La mutation de Brissy Gadou dans ce milieu inévitable pour tout être humain est partie d'un fait politique. « En tant qu'agent de la mairie de Gagnoa, c'est un matin que j'ai été muté au cimetière contre toute attente de ma part. Le fait d'être vêtu d'un polo à l'effigie du PDCI-RDA avec une image du président de l'époque, feu Henri Konan Bédié, a été une raison pour le maire FPI d'alors, Arsène Sibally, de me muter au cimetière municipal de Gagnoa en tant que manœuvre. J'ai voulu rendre démission mais après j'ai accepté cette mutation », a-t-il expliqué.
Et d'ajouter que c'est plus tard, sous le règne de son successeur le maire Sylvestre Gnohité qu'il a été nommé pleinement surveillant des entrées du cimetière. La saturation de ce cimetière qui constitue une préoccupation pour les locataires de la mairie ne date pas de la dernière pluie. « Avant que je ne sois muté au cimetière municipal qui a été géré par le géniteur de l'ex-président Laurent Gbagbo, il était déjà plein. Pour faire les enterrements, il fallait faire des pieds et des mains dans les justes milieux. Quand il s'agissait de faire les grandes tombes, les maçons et leurs apprentis à la recherche d'espace retirent des ossements humains dans des tombes moyennes pour les mettre dans des trous », a-t-il révélé.
Son refus d'aller exercer au cimetière dès le départ n'était aucunement lié à la peur des morts. « Je n'avais pas peur de gérer le cimetière vu que j'appartiens à une famille de propriétaires terriens ici à Gagnoa. Pour moi, j'étais donc en mission sur la terre de mes parents. Il est à préciser que je n'étais pas seul dans l'exercice de cette fonction. Plusieurs personnes étaient sous ma responsabilité », a-t-il rassuré.

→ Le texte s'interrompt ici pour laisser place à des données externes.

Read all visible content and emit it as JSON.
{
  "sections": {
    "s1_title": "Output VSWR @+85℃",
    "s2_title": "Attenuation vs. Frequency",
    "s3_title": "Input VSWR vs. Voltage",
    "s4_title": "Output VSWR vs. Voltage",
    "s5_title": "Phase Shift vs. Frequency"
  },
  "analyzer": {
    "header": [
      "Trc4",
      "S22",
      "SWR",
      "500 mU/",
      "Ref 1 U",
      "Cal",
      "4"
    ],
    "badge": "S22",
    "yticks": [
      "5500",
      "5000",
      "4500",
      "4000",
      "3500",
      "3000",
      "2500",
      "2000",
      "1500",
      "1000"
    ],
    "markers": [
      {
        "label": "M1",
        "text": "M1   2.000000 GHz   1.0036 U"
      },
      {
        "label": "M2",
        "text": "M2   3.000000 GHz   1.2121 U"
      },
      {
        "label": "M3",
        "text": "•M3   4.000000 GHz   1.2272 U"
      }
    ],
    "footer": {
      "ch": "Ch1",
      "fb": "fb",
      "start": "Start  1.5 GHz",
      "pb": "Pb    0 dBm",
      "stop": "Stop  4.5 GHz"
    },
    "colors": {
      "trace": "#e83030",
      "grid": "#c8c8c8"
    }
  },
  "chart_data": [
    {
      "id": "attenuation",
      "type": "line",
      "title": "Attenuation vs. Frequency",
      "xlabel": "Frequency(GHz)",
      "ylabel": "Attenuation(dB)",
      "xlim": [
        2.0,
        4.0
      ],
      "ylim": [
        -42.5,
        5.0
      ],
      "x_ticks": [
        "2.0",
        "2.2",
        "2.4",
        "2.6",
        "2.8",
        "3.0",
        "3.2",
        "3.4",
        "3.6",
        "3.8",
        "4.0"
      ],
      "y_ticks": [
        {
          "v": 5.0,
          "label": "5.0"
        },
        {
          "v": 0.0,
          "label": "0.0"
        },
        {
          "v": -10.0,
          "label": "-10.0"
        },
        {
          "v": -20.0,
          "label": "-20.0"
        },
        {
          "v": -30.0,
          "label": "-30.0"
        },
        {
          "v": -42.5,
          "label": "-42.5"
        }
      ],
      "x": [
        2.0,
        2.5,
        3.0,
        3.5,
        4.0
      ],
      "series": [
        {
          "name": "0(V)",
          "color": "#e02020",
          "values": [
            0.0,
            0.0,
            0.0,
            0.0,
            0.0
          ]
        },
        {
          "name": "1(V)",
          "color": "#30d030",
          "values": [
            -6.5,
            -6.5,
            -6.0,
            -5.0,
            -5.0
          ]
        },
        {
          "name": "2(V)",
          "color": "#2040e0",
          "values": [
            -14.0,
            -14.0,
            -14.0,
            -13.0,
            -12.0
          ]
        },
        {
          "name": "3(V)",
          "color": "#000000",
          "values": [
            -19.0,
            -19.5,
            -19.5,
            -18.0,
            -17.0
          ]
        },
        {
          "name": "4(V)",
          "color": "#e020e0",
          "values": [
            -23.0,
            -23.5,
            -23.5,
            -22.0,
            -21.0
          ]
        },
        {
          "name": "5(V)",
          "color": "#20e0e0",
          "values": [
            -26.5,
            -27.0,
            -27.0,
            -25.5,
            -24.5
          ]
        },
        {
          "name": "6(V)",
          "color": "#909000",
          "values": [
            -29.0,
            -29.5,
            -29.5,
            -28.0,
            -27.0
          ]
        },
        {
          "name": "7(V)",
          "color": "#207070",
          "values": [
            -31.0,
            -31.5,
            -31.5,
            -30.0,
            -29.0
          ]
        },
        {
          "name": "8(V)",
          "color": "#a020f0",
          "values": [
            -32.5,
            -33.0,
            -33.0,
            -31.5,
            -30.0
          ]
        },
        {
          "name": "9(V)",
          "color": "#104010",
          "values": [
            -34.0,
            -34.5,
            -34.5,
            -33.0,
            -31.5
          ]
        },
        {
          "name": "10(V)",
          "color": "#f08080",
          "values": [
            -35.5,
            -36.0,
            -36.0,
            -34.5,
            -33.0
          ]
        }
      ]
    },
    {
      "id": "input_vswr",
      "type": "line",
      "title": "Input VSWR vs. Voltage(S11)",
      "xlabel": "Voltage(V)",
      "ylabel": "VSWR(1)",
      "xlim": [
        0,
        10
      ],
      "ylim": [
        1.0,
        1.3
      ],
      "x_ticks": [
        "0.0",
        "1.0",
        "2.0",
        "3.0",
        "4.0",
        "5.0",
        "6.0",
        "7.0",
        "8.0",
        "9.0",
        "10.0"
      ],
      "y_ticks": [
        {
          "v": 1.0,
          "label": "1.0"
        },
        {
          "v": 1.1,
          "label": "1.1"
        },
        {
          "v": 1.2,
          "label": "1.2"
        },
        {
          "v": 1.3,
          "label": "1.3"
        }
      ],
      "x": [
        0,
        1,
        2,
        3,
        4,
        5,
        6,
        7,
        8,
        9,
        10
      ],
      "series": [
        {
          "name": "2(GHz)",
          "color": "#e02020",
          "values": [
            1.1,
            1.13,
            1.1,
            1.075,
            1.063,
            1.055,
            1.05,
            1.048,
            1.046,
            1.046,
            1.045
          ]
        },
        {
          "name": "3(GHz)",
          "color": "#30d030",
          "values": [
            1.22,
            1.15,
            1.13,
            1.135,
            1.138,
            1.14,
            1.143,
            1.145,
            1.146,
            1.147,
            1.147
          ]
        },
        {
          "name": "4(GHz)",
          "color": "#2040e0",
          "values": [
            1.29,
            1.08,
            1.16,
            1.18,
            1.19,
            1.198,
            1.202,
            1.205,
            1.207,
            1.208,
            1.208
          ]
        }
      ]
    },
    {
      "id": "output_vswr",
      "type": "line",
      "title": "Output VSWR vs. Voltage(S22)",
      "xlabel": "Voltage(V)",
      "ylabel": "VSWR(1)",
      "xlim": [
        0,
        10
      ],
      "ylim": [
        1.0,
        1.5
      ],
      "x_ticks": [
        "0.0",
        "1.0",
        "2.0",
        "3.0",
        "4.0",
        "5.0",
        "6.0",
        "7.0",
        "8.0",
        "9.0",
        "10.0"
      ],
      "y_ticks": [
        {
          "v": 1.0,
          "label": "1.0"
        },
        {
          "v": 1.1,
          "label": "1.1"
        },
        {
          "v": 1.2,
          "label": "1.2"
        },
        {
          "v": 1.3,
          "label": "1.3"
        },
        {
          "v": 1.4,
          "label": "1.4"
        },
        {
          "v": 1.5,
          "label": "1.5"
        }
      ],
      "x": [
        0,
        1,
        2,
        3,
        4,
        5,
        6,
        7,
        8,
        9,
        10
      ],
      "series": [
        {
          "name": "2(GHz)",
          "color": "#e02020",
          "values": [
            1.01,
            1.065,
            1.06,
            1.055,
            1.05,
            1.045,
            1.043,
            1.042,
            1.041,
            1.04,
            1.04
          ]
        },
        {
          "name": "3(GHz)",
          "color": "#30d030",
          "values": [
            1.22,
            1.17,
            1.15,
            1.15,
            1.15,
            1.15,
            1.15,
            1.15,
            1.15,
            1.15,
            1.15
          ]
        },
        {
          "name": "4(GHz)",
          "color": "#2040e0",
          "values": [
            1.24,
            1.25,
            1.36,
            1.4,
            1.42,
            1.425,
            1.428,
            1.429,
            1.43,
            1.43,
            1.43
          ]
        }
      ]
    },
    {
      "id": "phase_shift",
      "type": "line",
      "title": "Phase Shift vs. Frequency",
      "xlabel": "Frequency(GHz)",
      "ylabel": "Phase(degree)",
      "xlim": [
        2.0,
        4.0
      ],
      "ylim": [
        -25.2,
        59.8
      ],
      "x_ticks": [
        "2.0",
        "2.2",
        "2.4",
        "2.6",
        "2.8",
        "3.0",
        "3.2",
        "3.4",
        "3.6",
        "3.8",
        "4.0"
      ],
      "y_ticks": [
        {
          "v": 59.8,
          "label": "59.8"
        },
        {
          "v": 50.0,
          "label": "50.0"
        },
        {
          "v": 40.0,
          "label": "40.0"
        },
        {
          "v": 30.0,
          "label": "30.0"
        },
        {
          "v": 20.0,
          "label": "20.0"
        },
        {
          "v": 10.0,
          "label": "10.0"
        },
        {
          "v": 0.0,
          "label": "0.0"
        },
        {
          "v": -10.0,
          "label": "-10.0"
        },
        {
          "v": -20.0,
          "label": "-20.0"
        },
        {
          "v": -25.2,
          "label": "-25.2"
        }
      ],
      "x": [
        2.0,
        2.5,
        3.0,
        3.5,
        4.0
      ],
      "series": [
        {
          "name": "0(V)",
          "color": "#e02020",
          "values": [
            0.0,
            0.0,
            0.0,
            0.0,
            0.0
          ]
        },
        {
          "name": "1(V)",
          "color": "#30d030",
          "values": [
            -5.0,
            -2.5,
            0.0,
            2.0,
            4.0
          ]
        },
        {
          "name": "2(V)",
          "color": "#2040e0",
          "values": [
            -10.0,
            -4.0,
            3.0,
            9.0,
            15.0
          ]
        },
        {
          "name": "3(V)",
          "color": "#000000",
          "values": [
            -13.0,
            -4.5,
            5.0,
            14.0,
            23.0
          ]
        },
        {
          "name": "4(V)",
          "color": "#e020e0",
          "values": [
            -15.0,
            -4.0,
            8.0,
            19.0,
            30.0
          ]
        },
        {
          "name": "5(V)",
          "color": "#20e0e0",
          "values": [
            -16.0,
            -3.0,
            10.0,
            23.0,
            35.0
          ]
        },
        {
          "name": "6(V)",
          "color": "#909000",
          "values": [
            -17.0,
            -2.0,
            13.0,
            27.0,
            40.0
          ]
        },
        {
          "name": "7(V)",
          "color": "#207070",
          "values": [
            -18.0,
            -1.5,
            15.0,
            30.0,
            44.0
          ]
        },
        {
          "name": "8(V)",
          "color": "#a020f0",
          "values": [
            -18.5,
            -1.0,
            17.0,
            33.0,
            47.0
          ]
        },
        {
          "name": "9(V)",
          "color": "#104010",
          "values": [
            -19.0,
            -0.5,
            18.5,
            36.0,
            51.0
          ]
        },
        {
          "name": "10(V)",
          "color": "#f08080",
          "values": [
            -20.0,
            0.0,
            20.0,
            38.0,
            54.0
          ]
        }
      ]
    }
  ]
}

Des opportunités qui lui garantiraient une retraite dorée lui ont été faites mais elles ont été toutes bottées en touche de sa part. « En tant que responsable du cimetière, de nombreuses propositions de vente d'organes de cadavres m'ont été faites mais j'ai opposé un refus catégorique avec les conseils de mon oncle dès ma mutation dans ce lieu », a-t-il coupé court.
Et de continuer : « Aujourd'hui à la retraite, mes détracteurs tentent de me coller une étiquette de dealer d'organes de morts durant ma fonction, mais ce n'est pas vrai au regard de ma condition de vie actuelle difficile. Celui qui vend des organes de cadavres humains ne peut jamais avoir une longue vie comme la mienne ».
Le commerce de vente d'organes de cadavre n'a pas été l'unique opportunité pour lui d'amasser beaucoup d'argent : « Au-delà de la vente des organes de cadavres qui m'a été proposée, un couple à la recherche d'enfant a souhaité que je lui permette de faire l'amour sur une tombe mais je l'ai chassé comme des malpropres alors que je n'avais qu'un salaire de 79000 FCFA », s'est-il souvenu.
Son poste de gérant du cimetière ne l'a pas contraint à tisser des liens avec des agents exerçant dans d'autres démembrements de l'univers de la mort à Gagnoa. « Je n'avais pas de rapport particulier avec les agents des pompes funèbres. Pour faire un enterrement, il suffisait simplement de la présentation du reçu des frais payés à la mairie et c'était chose faite », a-t-il clarifié. Si la loi est formelle que les hommes sur terre sont égaux, ce n'est pas le cas au cimetière. La situation à l'époque au cimetière en est une très belle illustration. « Les prix des espaces pour faire les tombes variaient à mon époque. Il y avait la place des chrétiens qui coûtait 55.000FCFA pour une durée de 99 ans de la dépouille au cimetière municipal, des places coûtaient aussi 30.000FCFA pour 15 ans de durée du corps sur le site. Une modique somme était exigée aux parents des dépouilles inhumées sans cercueil », a-t-il souligné.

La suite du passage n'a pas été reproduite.